How many evictions are filed each year in tract 12086005202?

Princeton Eviction Lab recorded 175 eviction filings across 2 validated years in tract 12086005202 (2000-2018). The average annual filing rate is 5.26% of renter households, peaking at 6.7% in 2015. Source: Eviction Lab tract-validated 2024 release.
Q7

Did eviction filings in tract 12086005202 drop during COVID?

Pandemic-era filings ran 1.53× the pre-COVID monthly baseline. Filings ran above pre-pandemic norms. Tracked by the Eviction Lab Eviction Tracking System (Miami eviction risk), 2020-2021.
Q8

How does tract 12086005202 compare to Miami overall?

Tract 12086005202 scores 5.3/10, higher than the parent city of Miami at 3.1/10. City-scale signals (state law, local rent controls, court bias) are inherited from Miami eviction risk; what makes this tract different are its tract-specific economic stress and supply-constraint sub-scores.
Q9

Was tract 12086005202 historically redlined?
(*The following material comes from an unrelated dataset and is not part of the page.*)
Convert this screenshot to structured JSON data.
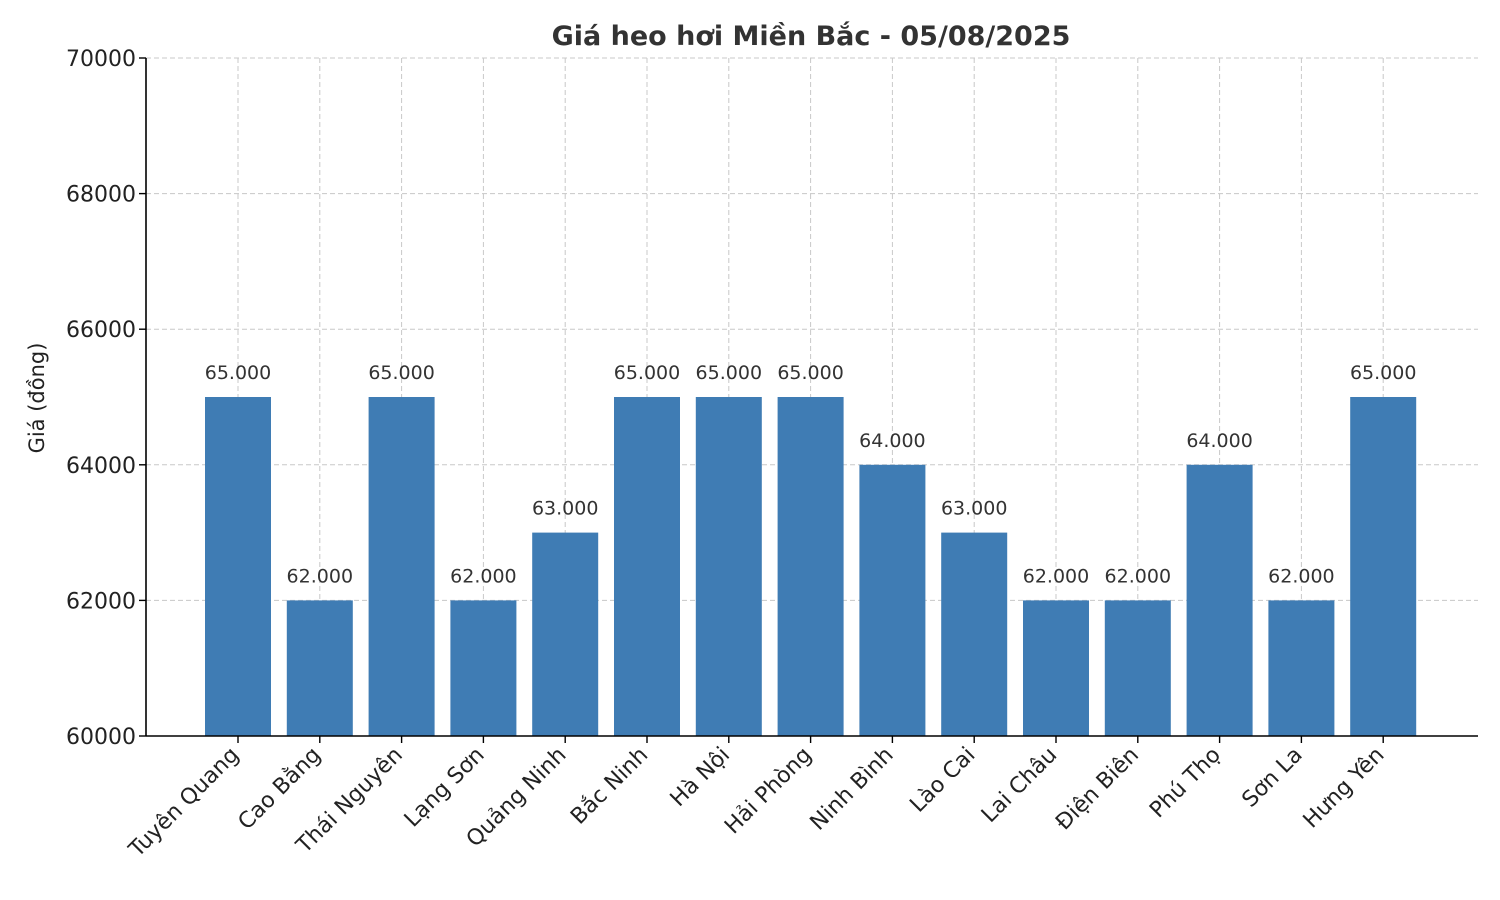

Yes. This tract sits inside an area graded by the Home Owners' Loan Corporation in the 1930s, with a dominant grade of C. 0% of the tract's area was rated D ("Hazardous"), the redlined tier. HOLC redlining systematically denied mortgage credit to Black, immigrant, and working-class neighborhoods and remains a documented predictor of present-day eviction filings, rent burden, and homeownership gaps. Source: Mapping Inequality (americanpanorama.org), Robert K. Nelson et al.
Sibling tracts

Highest-risk tracts in Miami

Top eight tracts in Miami ranked by composite eviction-risk score.